A fellow said the other day at the shop, “you sell quite a variety of salt” as he stood at the check-out counter while I wrapped his gifts. Why yes we do, I thought. Life is too short to use bad salt, was my other thought. I also, am asked often by customers, what salt we use at home. 2 we sell, the other is a grocery store staple. We have 3 little vintage glass bowls that I keep filled with each variety that is on an open shelf within arms reach of the stove. This allows us to easily access the salt while we are cooking.
The grocery store variety is coarse kosher salt. This is a super fine salt. This I would use when boiling a pot of water for pasta and I want to salt the water. TPS would use this when he is baking. I find this salt to be much more mellower than regular table salt, which can have an astringent and sometimes slightly bitter taste. Even though the box says ‘coarse’ it is really quite fine compared to the other 2 we like to use.

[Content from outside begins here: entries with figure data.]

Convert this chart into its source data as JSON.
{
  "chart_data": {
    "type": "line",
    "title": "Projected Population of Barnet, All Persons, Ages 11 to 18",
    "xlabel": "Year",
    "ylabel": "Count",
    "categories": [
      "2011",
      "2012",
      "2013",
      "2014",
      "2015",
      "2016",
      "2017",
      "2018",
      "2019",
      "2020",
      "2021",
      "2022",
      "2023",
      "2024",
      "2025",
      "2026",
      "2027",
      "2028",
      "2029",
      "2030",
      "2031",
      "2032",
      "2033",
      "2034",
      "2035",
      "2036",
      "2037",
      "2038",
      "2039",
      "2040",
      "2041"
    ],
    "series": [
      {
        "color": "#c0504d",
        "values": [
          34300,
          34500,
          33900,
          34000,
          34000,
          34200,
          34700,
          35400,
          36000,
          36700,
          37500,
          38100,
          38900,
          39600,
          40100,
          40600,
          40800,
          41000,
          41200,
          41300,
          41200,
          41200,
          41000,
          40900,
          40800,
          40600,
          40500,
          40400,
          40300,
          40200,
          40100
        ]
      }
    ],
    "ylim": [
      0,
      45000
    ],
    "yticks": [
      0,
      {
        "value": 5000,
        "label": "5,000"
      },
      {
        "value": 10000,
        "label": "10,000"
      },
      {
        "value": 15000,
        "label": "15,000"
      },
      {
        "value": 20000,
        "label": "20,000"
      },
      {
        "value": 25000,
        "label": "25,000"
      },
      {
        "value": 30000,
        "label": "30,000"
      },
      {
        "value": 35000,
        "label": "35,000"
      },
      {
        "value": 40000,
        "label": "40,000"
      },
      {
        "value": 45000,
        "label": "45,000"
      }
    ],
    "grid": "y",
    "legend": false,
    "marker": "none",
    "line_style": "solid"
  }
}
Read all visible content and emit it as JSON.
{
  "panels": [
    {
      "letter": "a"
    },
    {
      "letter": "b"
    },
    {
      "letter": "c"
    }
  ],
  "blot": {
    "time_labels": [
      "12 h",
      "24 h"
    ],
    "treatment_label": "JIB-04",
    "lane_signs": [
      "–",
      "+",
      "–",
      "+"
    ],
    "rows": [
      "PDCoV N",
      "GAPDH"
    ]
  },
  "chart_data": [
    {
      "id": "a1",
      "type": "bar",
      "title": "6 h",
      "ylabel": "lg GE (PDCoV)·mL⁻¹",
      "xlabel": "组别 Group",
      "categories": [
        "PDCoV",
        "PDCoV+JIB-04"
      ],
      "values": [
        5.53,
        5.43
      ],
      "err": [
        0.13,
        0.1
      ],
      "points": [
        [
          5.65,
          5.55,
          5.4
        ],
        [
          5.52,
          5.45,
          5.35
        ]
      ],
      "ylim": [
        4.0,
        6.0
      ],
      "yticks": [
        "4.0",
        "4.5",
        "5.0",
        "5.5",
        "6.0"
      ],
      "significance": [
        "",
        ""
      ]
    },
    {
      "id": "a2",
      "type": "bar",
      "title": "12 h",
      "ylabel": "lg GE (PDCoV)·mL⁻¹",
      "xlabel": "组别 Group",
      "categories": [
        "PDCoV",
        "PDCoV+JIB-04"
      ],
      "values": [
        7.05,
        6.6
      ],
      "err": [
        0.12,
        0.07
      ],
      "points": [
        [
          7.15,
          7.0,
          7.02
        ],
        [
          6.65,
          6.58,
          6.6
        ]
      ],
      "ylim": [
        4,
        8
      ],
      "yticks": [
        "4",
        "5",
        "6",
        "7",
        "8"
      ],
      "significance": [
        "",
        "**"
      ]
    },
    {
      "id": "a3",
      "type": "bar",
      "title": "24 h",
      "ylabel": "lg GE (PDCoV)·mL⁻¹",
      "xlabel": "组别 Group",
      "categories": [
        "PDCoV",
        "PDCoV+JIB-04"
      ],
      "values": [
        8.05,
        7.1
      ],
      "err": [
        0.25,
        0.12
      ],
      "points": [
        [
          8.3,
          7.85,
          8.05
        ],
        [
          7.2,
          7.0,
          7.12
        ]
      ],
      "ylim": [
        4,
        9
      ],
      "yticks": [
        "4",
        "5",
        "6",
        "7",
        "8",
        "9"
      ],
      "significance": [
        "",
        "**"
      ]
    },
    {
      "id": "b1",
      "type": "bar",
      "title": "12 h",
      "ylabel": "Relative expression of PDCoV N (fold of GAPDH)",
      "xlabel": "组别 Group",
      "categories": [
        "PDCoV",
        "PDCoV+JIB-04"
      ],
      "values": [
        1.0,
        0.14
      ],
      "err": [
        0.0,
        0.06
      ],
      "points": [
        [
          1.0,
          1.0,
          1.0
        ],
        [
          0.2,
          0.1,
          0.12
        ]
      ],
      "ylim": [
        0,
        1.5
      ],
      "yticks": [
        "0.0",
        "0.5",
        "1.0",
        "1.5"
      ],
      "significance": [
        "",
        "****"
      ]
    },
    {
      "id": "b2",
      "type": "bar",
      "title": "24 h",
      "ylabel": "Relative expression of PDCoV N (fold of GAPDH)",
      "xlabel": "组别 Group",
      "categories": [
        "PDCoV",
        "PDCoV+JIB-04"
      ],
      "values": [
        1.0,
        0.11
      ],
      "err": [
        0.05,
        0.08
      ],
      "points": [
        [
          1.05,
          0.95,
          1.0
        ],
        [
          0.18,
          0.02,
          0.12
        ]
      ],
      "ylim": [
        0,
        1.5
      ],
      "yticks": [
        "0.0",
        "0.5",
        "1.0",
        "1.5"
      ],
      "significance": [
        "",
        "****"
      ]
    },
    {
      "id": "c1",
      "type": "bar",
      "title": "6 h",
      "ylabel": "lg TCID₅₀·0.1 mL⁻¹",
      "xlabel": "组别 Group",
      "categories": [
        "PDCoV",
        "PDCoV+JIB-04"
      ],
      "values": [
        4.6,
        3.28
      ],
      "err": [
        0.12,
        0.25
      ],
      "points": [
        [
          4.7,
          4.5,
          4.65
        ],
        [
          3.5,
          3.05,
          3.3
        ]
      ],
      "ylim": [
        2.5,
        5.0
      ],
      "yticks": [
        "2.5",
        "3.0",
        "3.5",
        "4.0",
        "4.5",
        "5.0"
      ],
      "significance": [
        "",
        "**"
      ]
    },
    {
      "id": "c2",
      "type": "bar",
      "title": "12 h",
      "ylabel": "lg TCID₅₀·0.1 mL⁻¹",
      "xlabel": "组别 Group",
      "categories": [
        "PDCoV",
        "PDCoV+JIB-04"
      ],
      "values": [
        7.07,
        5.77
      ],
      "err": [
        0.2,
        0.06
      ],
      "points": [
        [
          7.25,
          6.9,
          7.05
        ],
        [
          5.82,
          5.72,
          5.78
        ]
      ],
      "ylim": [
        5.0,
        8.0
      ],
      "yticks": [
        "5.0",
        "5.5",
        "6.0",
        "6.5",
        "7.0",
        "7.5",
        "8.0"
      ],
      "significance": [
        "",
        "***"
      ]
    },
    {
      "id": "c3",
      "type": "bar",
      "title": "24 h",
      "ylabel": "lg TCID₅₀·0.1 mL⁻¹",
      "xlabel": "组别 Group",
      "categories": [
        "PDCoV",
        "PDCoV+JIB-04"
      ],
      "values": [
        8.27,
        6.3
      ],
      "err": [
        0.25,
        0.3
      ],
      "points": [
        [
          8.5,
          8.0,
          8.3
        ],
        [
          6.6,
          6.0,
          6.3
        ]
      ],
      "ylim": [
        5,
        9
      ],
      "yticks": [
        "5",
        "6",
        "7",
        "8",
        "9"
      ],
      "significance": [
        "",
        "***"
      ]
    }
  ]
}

The second variety is something we have carried at Watson Kennedy since we first opened the Home store. It is a French Fleur de Sel. This is the salt I reach for the most often. It is beefier than the first, still has a very mellow taste, but I think it imparts more flavor. Scattered on top of sliced tomatoes, to topping a chicken soon to be roasted, Camargue Fleur de Sel is always my choice. This also makes a great little gift, as it comes in this spiffy little container with a cork top.
And last, but most certainly not least is the fab Maldon sea salt flakes from England. It is chunky. Love this stuff! This is finishing salt in my book. Maldon is what I would use to do a final sprinkling of salt over a bowl of pasta or over veg right out of the oven after they have been roasted. The chunky salt adding an interesting visual, while adding flavor.